Stupid misleading promos; I should have known the car crash wouldn't happen until the last 2 minutes of the episode, with everything post-crash being reserved until the next episode. But you know, that's okay. All the other Brian-and-Samantha interaction was excellent. How cute was he, fretting over whether Samantha (or for that matter, Finn) would think he was bailing if his job kept him away from them for the first month. *squishes*
By the way, Jack, if you could not act like a jealous ass? That would be preferable. I'm glad you have a healthy sense of understanding that Brian is a way better catch than you, but...
Samantha (on phone): Maybe I'll show you later.
Danny: Uh, did I just hear sexy talk?
Now let's a take a minute to just REJOICE IN CELEBRATION at the long-overdue return of shirtless!Martin, not wasting any time on moving this relationship up a notch, as his cuts and scrapes haven't even healed, but here he is playing around in bed with pretty Kim whom I am still stubbornly pretending is not evil. RS approves this teaser. Look how cute they are! Let's continue ignoring the distressing part where Martin starts to have cause for suspecting Something Is Up!
Finally, let's take a moment to chastise Elena for the terrible set of bangs she's decided to sport, but then forgive everything for the flaily moment in which Danny casually references "our apartment" and I maybe shot around the room and/or bounced off the walls like a bottle rocket.

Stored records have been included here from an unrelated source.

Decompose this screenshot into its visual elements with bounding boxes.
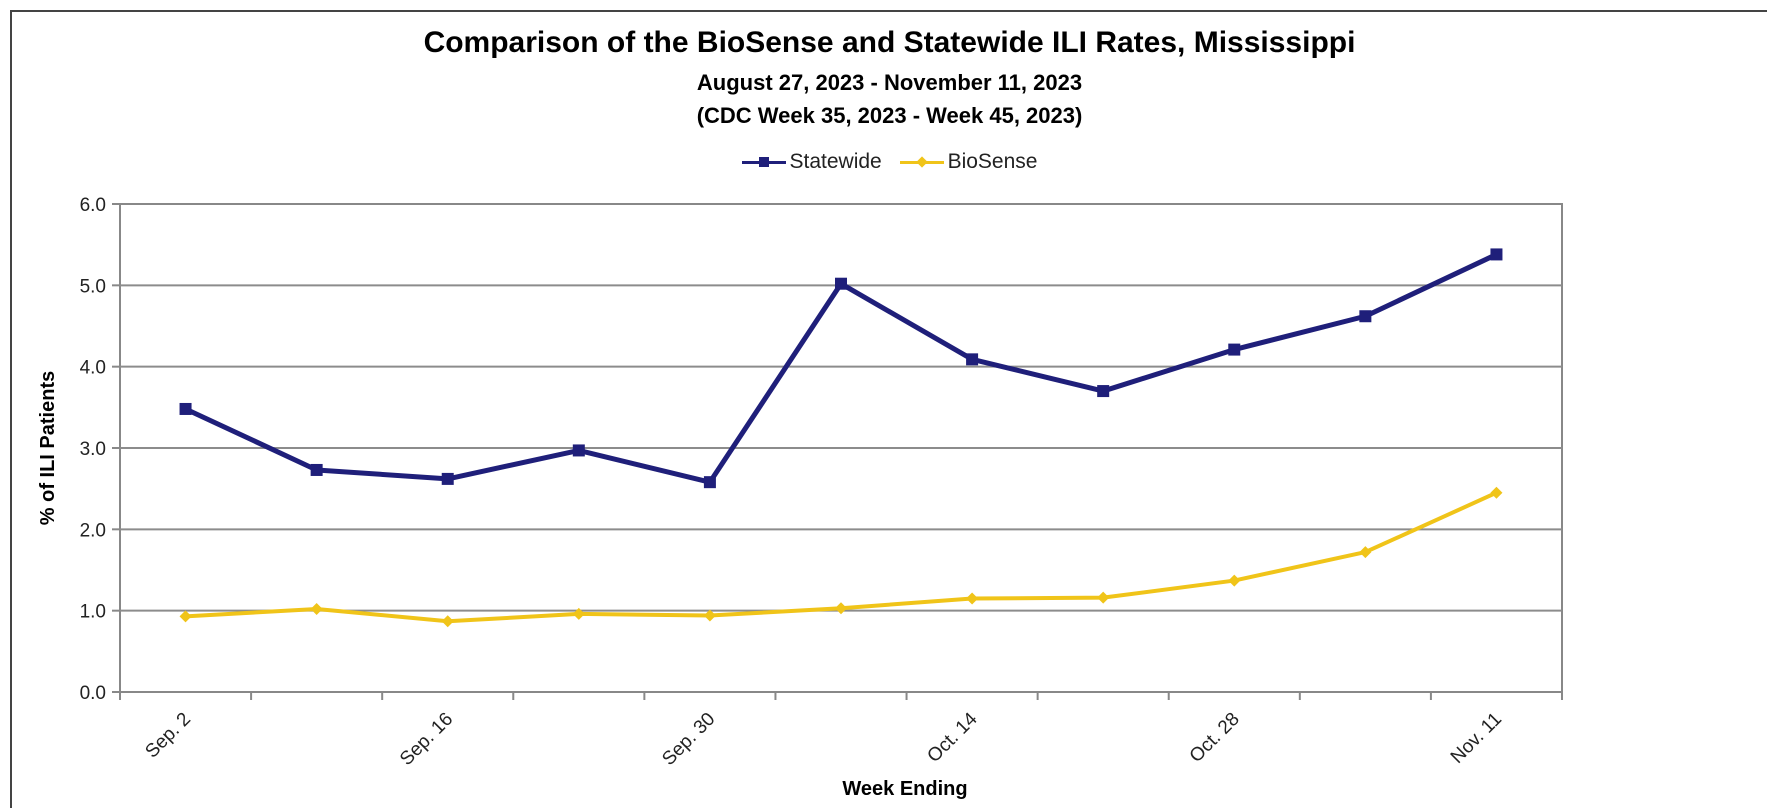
data-point-biosense [1490, 486, 1503, 499]
legend-item-biosense: BioSense [899, 150, 1038, 174]
x-axis-title: Week Ending [842, 778, 967, 800]
data-point-statewide [310, 463, 323, 476]
data-point-statewide [1228, 343, 1241, 356]
legend-swatch-biosense [899, 152, 944, 172]
data-point-biosense [310, 603, 323, 616]
chart-subtitle: August 27, 2023 - November 11, 2023 [696, 70, 1083, 95]
legend-item-statewide: Statewide [741, 150, 882, 174]
data-point-statewide [1359, 310, 1372, 323]
x-tick-label: Oct. 28 [1186, 709, 1244, 767]
y-tick-label: 6.0 [80, 195, 106, 216]
data-point-statewide [572, 444, 585, 457]
y-tick-label: 3.0 [80, 439, 106, 460]
x-tick-label: Sep. 16 [396, 709, 457, 770]
data-point-statewide [835, 277, 847, 290]
y-tick-label: 4.0 [80, 358, 106, 379]
data-point-biosense [835, 602, 847, 615]
y-tick-label: 1.0 [80, 602, 106, 623]
data-point-statewide [1097, 385, 1110, 398]
data-point-biosense [703, 609, 716, 622]
y-axis-title: % of ILI Patients [37, 371, 59, 525]
data-point-biosense [1359, 546, 1372, 559]
data-point-statewide [703, 476, 716, 489]
y-tick-label: 5.0 [80, 276, 106, 297]
data-point-statewide [1490, 248, 1503, 261]
legend-swatch-statewide [741, 152, 786, 172]
data-point-biosense [441, 615, 454, 628]
x-tick-label: Sep. 2 [141, 709, 195, 763]
data-point-statewide [966, 353, 979, 366]
legend-label-biosense: BioSense [947, 150, 1038, 173]
y-tick-label: 0.0 [80, 683, 106, 704]
data-point-statewide [441, 472, 454, 485]
x-tick-label: Sep. 30 [658, 709, 719, 770]
chart-title: Comparison of the BioSense and Statewide… [423, 26, 1356, 59]
chart-legend: Statewide BioSense [0, 150, 1779, 178]
legend-label-statewide: Statewide [789, 150, 882, 173]
x-tick-label: Nov. 11 [1447, 709, 1506, 768]
data-point-biosense [966, 592, 979, 605]
data-point-biosense [1097, 591, 1110, 604]
x-tick-label: Oct. 14 [923, 708, 981, 766]
chart-subtitle-weeks: (CDC Week 35, 2023 - Week 45, 2023) [696, 103, 1083, 128]
data-point-statewide [179, 402, 192, 415]
y-tick-label: 2.0 [80, 520, 106, 541]
data-point-biosense [572, 607, 585, 620]
data-point-biosense [1228, 574, 1241, 587]
data-point-biosense [179, 610, 192, 623]
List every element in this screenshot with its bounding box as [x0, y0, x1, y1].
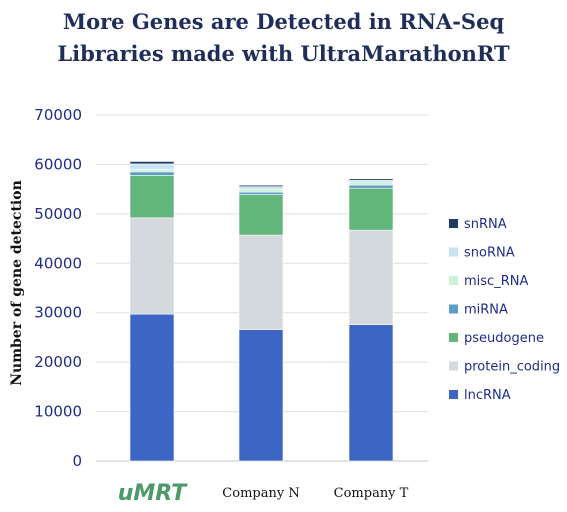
bar-segment-snorna [129, 163, 175, 170]
bars [129, 161, 394, 462]
bar-segment-mirna [348, 184, 394, 189]
bar-segment-snrna [238, 184, 284, 187]
bar-segment-misc-rna [238, 188, 284, 193]
legend-label: snoRNA [464, 246, 515, 261]
bar-segment-pseudogene [348, 187, 394, 231]
y-tick-label: 60000 [34, 155, 82, 173]
x-category-label: Company N [222, 486, 299, 501]
bar-segment-misc-rna [129, 169, 175, 173]
legend-label: lncRNA [464, 388, 511, 403]
bar-segment-lncrna [348, 324, 394, 462]
bar-segment-snrna [129, 161, 175, 165]
bar-segment-protein-coding [348, 229, 394, 325]
bar-segment-pseudogene [129, 175, 175, 219]
bar-segment-protein-coding [238, 234, 284, 330]
bar-segment-protein-coding [129, 217, 175, 315]
legend-swatch [449, 247, 458, 257]
legend-label: miRNA [464, 303, 508, 318]
bar-segment-mirna [238, 191, 284, 195]
x-axis-categories: uMRT Company N Company T [118, 481, 409, 506]
legend-label: pseudogene [464, 331, 544, 346]
legend-swatch [449, 276, 458, 285]
y-tick-label: 10000 [34, 403, 82, 421]
y-tick-label: 20000 [34, 353, 82, 371]
legend-swatch [449, 361, 458, 371]
legend-swatch [449, 304, 458, 314]
y-tick-label: 70000 [34, 106, 82, 124]
x-category-label: Company T [334, 486, 409, 501]
y-axis-ticks: 0 10000 20000 30000 40000 50000 60000 70000 [34, 106, 82, 470]
chart-title: More Genes are Detected in RNA-Seq Libra… [0, 6, 567, 70]
legend-swatch [449, 219, 458, 228]
legend-swatch [449, 390, 458, 399]
chart-title-line-1: More Genes are Detected in RNA-Seq [62, 9, 505, 34]
legend-label: protein_coding [464, 360, 560, 375]
y-axis-label: Number of gene detection [9, 180, 25, 386]
y-tick-label: 40000 [34, 254, 82, 272]
bar-segment-misc-rna [348, 182, 394, 186]
legend: snRNA snoRNA misc_RNA miRNA pseudogene protei… [449, 217, 560, 403]
y-tick-label: 0 [72, 452, 82, 470]
y-tick-label: 50000 [34, 205, 82, 223]
bar-segment-lncrna [238, 329, 284, 462]
legend-label: snRNA [464, 217, 507, 232]
bar-segment-lncrna [129, 313, 175, 462]
bar-segment-pseudogene [238, 194, 284, 236]
legend-label: misc_RNA [464, 274, 528, 289]
y-tick-label: 30000 [34, 304, 82, 322]
bar-segment-snrna [348, 178, 394, 181]
chart-title-line-2: Libraries made with UltraMarathonRT [57, 41, 510, 66]
x-category-label: uMRT [118, 481, 189, 506]
bar-segment-mirna [129, 171, 175, 176]
bar-segment-snorna [348, 179, 394, 184]
legend-swatch [449, 333, 458, 342]
bar-segment-snorna [238, 186, 284, 190]
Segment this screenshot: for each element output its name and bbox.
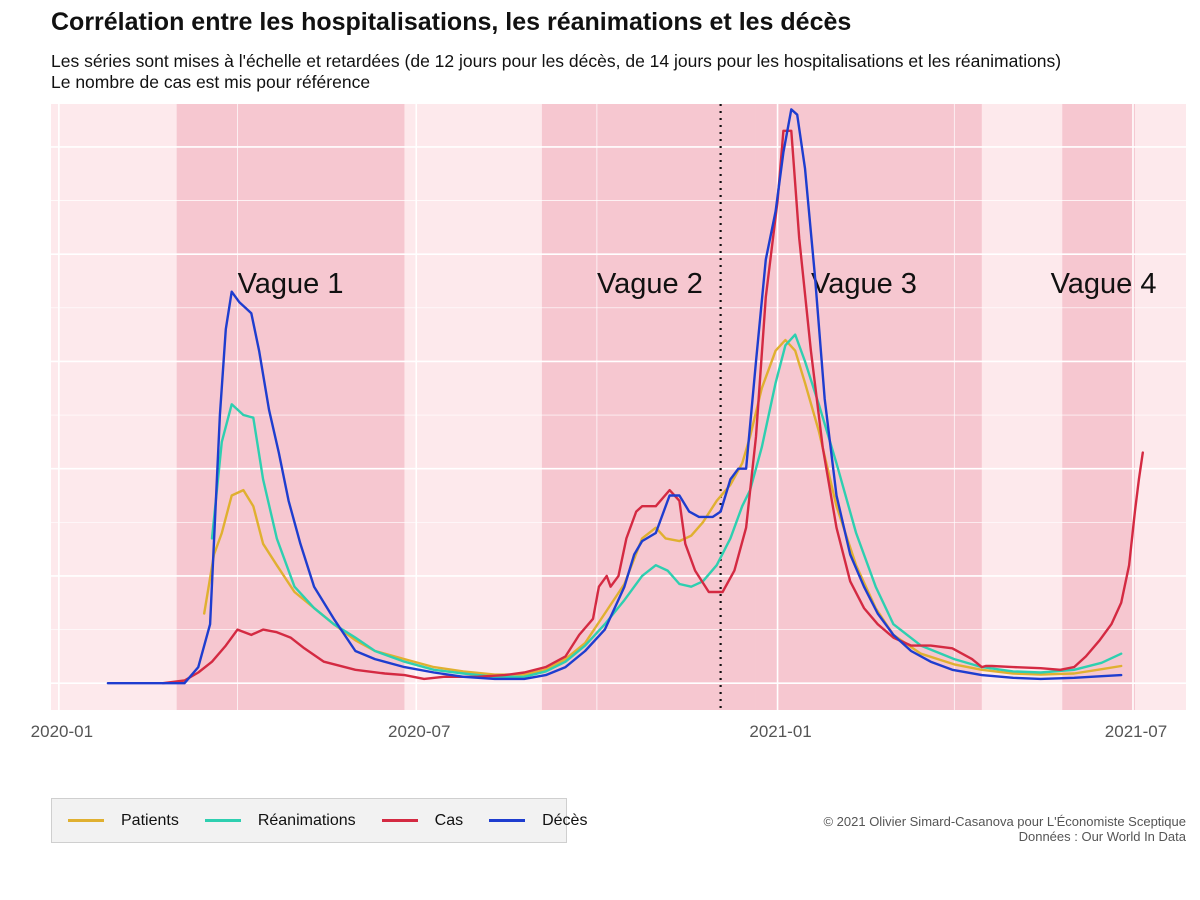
chart-title: Corrélation entre les hospitalisations, … bbox=[51, 8, 852, 36]
legend-key-cas bbox=[381, 819, 418, 822]
x-tick-label-2: 2021-01 bbox=[749, 722, 811, 741]
legend-label-deces: Décès bbox=[542, 811, 588, 829]
legend-label-reanimations: Réanimations bbox=[257, 811, 356, 829]
legend-key-reanimations bbox=[204, 819, 241, 822]
legend-key-deces bbox=[489, 819, 526, 822]
x-tick-label-3: 2021-07 bbox=[1105, 722, 1167, 741]
legend-key-patients bbox=[68, 819, 104, 822]
wave-band-4 bbox=[1062, 104, 1135, 710]
wave-label-3: Vague 3 bbox=[811, 268, 917, 300]
subtitle-line-2: Le nombre de cas est mis pour référence bbox=[51, 72, 371, 92]
series-line-reanimations bbox=[210, 333, 1123, 678]
series-line-cas bbox=[161, 129, 1144, 685]
wave-band-1 bbox=[176, 104, 405, 710]
credits: © 2021 Olivier Simard-Casanova pour L'Éc… bbox=[823, 814, 1186, 844]
x-tick-label-0: 2020-01 bbox=[31, 722, 93, 741]
legend-item-reanimations: Réanimations bbox=[204, 811, 356, 830]
chart-subtitle: Les séries sont mises à l'échelle et ret… bbox=[51, 51, 1061, 93]
wave-label-1: Vague 1 bbox=[238, 268, 344, 300]
wave-band-3 bbox=[755, 104, 982, 710]
legend: Patients Réanimations Cas Décès bbox=[51, 798, 587, 843]
grid-lines bbox=[51, 104, 1186, 710]
line-chart: Vague 1 Vague 2 Vague 3 Vague 4 2020-01 2020-… bbox=[31, 104, 1186, 741]
credit-author: © 2021 Olivier Simard-Casanova pour L'Éc… bbox=[823, 814, 1186, 829]
wave-band-2 bbox=[541, 104, 756, 710]
legend-item-cas: Cas bbox=[381, 811, 464, 830]
legend-item-patients: Patients bbox=[68, 812, 179, 830]
subtitle-line-1: Les séries sont mises à l'échelle et ret… bbox=[51, 51, 1062, 71]
wave-label-4: Vague 4 bbox=[1051, 268, 1157, 300]
credit-source: Données : Our World In Data bbox=[1018, 829, 1186, 844]
series-line-deces bbox=[106, 108, 1123, 685]
x-tick-label-1: 2020-07 bbox=[388, 722, 450, 741]
legend-label-cas: Cas bbox=[434, 811, 464, 829]
legend-label-patients: Patients bbox=[121, 811, 179, 829]
wave-label-2: Vague 2 bbox=[597, 268, 703, 300]
legend-item-deces: Décès bbox=[489, 812, 587, 830]
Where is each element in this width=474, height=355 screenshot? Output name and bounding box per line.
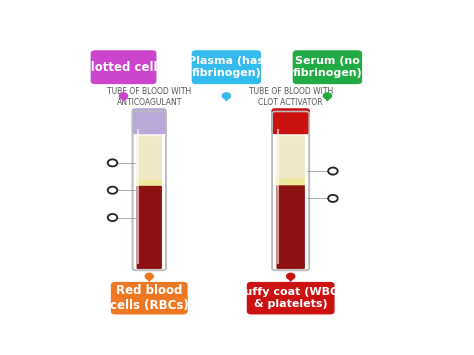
- FancyBboxPatch shape: [276, 129, 305, 138]
- Text: Red blood
cells (RBCs): Red blood cells (RBCs): [110, 284, 189, 312]
- FancyBboxPatch shape: [137, 136, 162, 181]
- Polygon shape: [287, 276, 294, 281]
- FancyBboxPatch shape: [137, 186, 162, 269]
- FancyBboxPatch shape: [276, 136, 305, 180]
- Polygon shape: [324, 96, 331, 101]
- FancyBboxPatch shape: [293, 50, 362, 84]
- FancyBboxPatch shape: [272, 111, 309, 270]
- Text: TUBE OF BLOOD WITH
ANTICOAGULANT: TUBE OF BLOOD WITH ANTICOAGULANT: [107, 87, 191, 107]
- Circle shape: [222, 93, 230, 99]
- Text: Clotted cells: Clotted cells: [82, 61, 165, 74]
- Polygon shape: [146, 276, 153, 281]
- Polygon shape: [120, 96, 127, 101]
- FancyBboxPatch shape: [133, 111, 166, 270]
- Text: Buffy coat (WBCs
& platelets): Buffy coat (WBCs & platelets): [237, 288, 345, 309]
- Circle shape: [287, 273, 295, 279]
- Polygon shape: [223, 96, 230, 101]
- FancyBboxPatch shape: [132, 108, 167, 134]
- FancyBboxPatch shape: [137, 129, 162, 138]
- Text: Serum (no
fibrinogen): Serum (no fibrinogen): [292, 56, 362, 78]
- Circle shape: [119, 93, 128, 99]
- FancyBboxPatch shape: [111, 282, 188, 315]
- FancyBboxPatch shape: [91, 50, 156, 84]
- FancyBboxPatch shape: [276, 179, 305, 187]
- Text: Plasma (has
fibrinogen): Plasma (has fibrinogen): [188, 56, 264, 78]
- Circle shape: [145, 273, 153, 279]
- FancyBboxPatch shape: [276, 185, 305, 269]
- Circle shape: [323, 93, 331, 99]
- Text: TUBE OF BLOOD WITH
CLOT ACTIVATOR: TUBE OF BLOOD WITH CLOT ACTIVATOR: [248, 87, 333, 107]
- FancyBboxPatch shape: [137, 180, 162, 187]
- FancyBboxPatch shape: [247, 282, 335, 315]
- FancyBboxPatch shape: [272, 108, 310, 134]
- FancyBboxPatch shape: [191, 50, 261, 84]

(Speaking of hair, I didn't even notice that Martin's was uncombed, but I was very fond of Samantha's sassy, curly ponytail.)
Oh, and then there was something about a case with a therapist trying to prove his rapist brother is innocent? Which was pretty interesting, if only because I know the rapist has played Evil Incarnate somewhere else (I want to say CSI: Miami...no, New York, NO WAIT, one of the crossover episodes! The second one, right? He's very good at looking twisted and manipulative), and because I can't remember where I've seen his brother but I like that actor. It just kinda paled in comparison to all the other interesting stuff going on.
I'll say it again - season 7, highly entertaining in surprising ways!-----------------
Also, dear Television, about tomorrow night: I would like you to know that it's not very nice to make people choose between watching the 200th episode of CSI and the series finale of ER. That is a battle of horrible stakes - geeze, even Grey's Anatomy gracefully bowed out of this ratings race. Since when is ABC more generous than you, CBS? Since when?